Przewodnicząca komisji MAłgorzata Wassermann pytała też o wiedzę P. na temat planu śledztwa. W odpowiedzi P. wskazuje, że nie wiedział, jakie czynności są prowadzone wobec niego.
Dowiedziałem się 15 lub 16 sierpnia z rana, że przyjdzie do mnie do domu ABW. Dzień wcześniej. Dostałem smsa z nieznanego numeru. (…) Mowa była nawet o ucieczce.(…)
— mówi P.
Przewodnicząca dopytywała, czy za kontaktami z ABW mógł stać minister Jacek Cichocki. Marcin P. nie wykluczył, ze może chodzić o tę osobę.W zeznaniach pada też nazwisko byłych prezesów Urzędu Lotnictwa Cywilnego.

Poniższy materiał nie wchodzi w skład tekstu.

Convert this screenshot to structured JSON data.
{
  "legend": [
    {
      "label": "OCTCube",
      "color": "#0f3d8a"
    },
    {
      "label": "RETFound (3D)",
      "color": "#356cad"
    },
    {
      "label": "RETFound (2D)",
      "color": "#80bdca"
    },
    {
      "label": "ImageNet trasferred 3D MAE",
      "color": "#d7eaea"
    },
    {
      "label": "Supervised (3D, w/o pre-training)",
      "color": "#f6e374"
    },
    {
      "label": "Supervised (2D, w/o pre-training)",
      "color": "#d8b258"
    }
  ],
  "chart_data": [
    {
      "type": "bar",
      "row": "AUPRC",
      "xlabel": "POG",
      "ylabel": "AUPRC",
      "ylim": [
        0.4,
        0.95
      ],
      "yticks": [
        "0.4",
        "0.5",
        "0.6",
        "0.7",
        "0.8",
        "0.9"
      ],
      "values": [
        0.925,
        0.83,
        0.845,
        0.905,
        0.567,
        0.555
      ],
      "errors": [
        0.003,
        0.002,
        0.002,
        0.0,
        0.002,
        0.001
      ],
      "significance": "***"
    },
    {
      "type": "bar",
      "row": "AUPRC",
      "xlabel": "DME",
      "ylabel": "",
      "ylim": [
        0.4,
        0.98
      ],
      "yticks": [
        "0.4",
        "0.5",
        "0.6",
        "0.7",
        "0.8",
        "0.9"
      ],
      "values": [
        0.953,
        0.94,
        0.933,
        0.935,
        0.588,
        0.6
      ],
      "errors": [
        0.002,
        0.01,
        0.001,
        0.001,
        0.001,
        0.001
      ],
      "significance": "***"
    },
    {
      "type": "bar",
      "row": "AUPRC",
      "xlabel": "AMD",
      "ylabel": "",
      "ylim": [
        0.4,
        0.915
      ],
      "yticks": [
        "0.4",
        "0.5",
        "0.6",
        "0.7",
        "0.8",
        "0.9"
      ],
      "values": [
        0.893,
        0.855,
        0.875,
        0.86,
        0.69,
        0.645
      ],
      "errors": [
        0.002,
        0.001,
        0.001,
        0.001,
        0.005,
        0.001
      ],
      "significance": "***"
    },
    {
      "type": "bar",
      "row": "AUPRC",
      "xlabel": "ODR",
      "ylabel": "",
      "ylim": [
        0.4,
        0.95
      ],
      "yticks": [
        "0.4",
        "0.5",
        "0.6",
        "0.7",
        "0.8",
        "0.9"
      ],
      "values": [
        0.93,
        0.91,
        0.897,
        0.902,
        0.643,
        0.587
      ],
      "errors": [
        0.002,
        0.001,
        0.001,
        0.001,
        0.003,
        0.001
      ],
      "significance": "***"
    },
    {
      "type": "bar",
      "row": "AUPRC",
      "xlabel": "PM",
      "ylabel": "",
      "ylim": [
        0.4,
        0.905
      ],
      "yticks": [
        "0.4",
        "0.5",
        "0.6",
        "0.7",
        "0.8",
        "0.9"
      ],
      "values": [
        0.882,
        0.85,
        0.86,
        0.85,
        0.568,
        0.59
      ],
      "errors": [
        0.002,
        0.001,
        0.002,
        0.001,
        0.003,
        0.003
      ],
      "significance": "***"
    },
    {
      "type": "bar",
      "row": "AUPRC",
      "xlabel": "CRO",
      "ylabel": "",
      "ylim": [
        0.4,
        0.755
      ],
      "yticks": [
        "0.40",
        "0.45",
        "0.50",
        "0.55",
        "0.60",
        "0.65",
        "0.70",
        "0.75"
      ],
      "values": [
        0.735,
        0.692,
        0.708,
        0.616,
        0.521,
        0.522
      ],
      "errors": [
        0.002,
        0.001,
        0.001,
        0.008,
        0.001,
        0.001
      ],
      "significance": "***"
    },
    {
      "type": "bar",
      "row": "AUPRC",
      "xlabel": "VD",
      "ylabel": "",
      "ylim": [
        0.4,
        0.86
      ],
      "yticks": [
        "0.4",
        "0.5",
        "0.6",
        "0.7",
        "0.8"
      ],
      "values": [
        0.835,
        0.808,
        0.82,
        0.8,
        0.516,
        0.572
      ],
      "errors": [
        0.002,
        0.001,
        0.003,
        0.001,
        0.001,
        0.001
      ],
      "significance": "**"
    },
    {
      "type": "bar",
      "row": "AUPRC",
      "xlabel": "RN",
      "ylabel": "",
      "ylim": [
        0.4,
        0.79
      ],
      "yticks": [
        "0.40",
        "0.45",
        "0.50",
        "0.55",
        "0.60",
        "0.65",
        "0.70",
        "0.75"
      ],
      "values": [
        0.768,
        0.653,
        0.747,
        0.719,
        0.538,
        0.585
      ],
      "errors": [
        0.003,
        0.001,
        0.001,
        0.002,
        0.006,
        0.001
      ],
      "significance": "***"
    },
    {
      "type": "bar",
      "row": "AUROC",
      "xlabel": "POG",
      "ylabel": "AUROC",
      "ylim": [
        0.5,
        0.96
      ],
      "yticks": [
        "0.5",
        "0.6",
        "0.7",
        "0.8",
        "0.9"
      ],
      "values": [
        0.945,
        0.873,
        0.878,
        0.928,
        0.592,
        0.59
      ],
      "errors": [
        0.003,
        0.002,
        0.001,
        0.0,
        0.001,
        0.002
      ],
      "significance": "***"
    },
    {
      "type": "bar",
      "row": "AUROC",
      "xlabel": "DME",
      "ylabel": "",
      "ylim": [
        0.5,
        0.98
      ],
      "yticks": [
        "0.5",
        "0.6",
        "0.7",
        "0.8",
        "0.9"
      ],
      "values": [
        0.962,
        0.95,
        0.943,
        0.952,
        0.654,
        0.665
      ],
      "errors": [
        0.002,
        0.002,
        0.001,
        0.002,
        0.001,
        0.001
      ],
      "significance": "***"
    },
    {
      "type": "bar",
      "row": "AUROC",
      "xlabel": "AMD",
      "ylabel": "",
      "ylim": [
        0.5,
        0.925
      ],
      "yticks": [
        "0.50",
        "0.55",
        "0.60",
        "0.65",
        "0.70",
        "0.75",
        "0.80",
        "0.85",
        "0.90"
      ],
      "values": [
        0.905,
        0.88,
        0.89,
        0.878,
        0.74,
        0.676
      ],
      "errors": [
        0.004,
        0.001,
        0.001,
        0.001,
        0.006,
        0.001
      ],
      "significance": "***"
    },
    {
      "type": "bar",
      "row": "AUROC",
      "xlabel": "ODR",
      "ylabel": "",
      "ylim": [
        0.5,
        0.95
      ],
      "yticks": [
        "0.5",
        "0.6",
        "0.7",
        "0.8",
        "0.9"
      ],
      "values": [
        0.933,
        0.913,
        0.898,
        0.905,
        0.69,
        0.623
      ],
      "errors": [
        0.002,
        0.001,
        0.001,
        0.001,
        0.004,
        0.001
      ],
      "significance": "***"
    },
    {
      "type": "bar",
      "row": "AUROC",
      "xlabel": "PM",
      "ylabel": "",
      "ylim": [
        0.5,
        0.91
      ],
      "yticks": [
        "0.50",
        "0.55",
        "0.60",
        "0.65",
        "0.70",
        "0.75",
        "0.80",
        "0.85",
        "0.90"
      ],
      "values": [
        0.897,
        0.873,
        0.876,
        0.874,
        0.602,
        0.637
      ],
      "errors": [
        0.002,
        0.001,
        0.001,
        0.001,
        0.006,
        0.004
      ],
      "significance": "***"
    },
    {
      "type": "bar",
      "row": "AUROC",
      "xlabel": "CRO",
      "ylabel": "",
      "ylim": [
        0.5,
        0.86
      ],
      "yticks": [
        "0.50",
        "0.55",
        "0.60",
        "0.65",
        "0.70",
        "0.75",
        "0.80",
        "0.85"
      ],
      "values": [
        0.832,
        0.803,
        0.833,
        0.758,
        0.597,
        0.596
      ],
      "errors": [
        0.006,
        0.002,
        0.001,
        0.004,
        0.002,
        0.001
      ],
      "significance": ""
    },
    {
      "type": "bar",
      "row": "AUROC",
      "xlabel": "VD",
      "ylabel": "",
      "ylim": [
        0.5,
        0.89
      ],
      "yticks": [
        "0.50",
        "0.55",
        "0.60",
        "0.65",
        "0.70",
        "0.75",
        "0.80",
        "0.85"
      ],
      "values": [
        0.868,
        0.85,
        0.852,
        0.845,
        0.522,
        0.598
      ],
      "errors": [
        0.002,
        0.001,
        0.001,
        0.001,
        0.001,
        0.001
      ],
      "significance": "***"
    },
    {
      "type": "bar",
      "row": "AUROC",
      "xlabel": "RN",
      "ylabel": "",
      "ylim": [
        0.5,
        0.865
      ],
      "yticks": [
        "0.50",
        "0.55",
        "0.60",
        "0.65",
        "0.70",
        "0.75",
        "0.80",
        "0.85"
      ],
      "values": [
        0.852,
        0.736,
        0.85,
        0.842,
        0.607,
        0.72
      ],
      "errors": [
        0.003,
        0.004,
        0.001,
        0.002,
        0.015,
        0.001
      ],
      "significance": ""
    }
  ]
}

Zeznania Marcina P. potwierdzają też informacje tygodnika wSieci, z których wynika, że Marcin P. był doskonale poinformowany o działaniach Agencji Bezpieczeństwa Wewnętrznego w stosunku do jego spółek. To także dowód na fakt, że już nie tylko pojedyncze osoby, ale całe instytucje otworzyły nad Marcinem P. swoisty parasol ochronny.